Katherine (Katie) Hirschboeck is a faculty member in the Laboratory
of Tree-Ring Research and also serves as the Chair of the
Global Change
Ph.D.Minor Graduate Interdisciplinary Program. She earned her B.S. and M.S. degrees in Geography,
with a minor in Geology, from the University of Wisconsin - Madison. Her Ph.D.
degree in Geosciences was awarded by the University of Arizona in 1985 and her
dissertation examined the hydroclimatic causes of mixed distributions in Arizona
flood records, linking them to climatic variability. She was a Visiting
Assistant Professor in Geography at the University of Oklahoma in 1984 and
subsequently held a faculty position at Louisiana State University in the
Department of Geography and Anthropology where she was tenured as an Associate
Professor of Geography in 1990. In 1991, she joined the Laboratory of Tree-Ring
Research at the University of Arizona as an Associate Professor of Climatology.
Katie is active in many professional organizations including the Association
of American Geographers (for whom she served as the Water Resources Specialty
Group secretary/treasurer and chair); the American Quaternary Association (for
whom she served as paleoclimatology councilor); the American Meteorological
Society; American Geophysical Union; American Institute of Hydrology; American
Water Resources Association; the Geological Society of America; and the
Tree-Ring Society. She also served on the National Academy of Sciences'
(NAS) Committee on Geography within the Board on Earth Sciences and
Resources of the NAS's Commission on Geosciences, Environment, and Resources.
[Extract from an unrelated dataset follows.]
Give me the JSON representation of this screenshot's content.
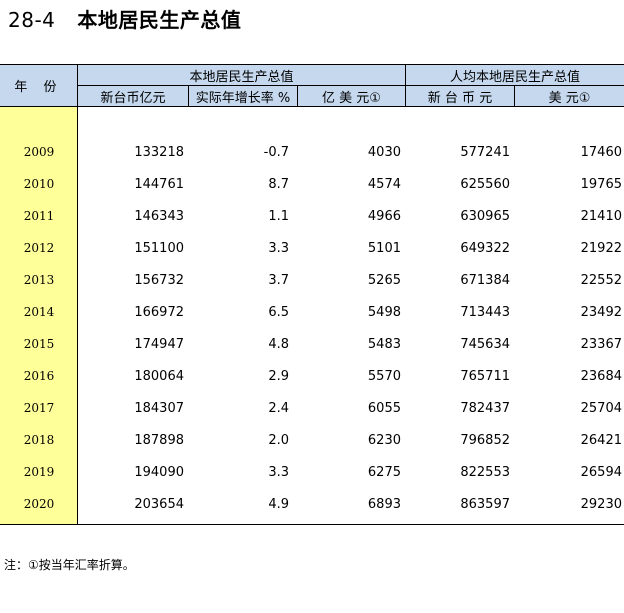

In addition to her teaching and research activities in the
Laboratory of Tree-Ring Research, Katie holds joint appointments in the
departments of Geography and Regional
Development, Hydrology and
Water Resources, and Atmospheric
Sciences, and maintains close interdisciplinary ties with the
Geosciences Department,
Arid Lands Resource Sciences, and
the Institute for the Study of Planet
Earth.
Katie's research involves the climatology and
hydroclimatology of extreme events – especially floods, paleofloods, and
droughts -- which she analyzes from the perspective of their meteorological
and climatological causes and their long-term variability. She also uses
synoptic climatology and dendroclimatology to link tree-ring responses to
anomalous atmospheric circulation patterns. She has received the
University of
Arizona’s Provost Teaching Award, an Editor's award from the American
Meteorological Society, and the Association of American Geographer's Warren J.
Nystrom Award for best dissertation.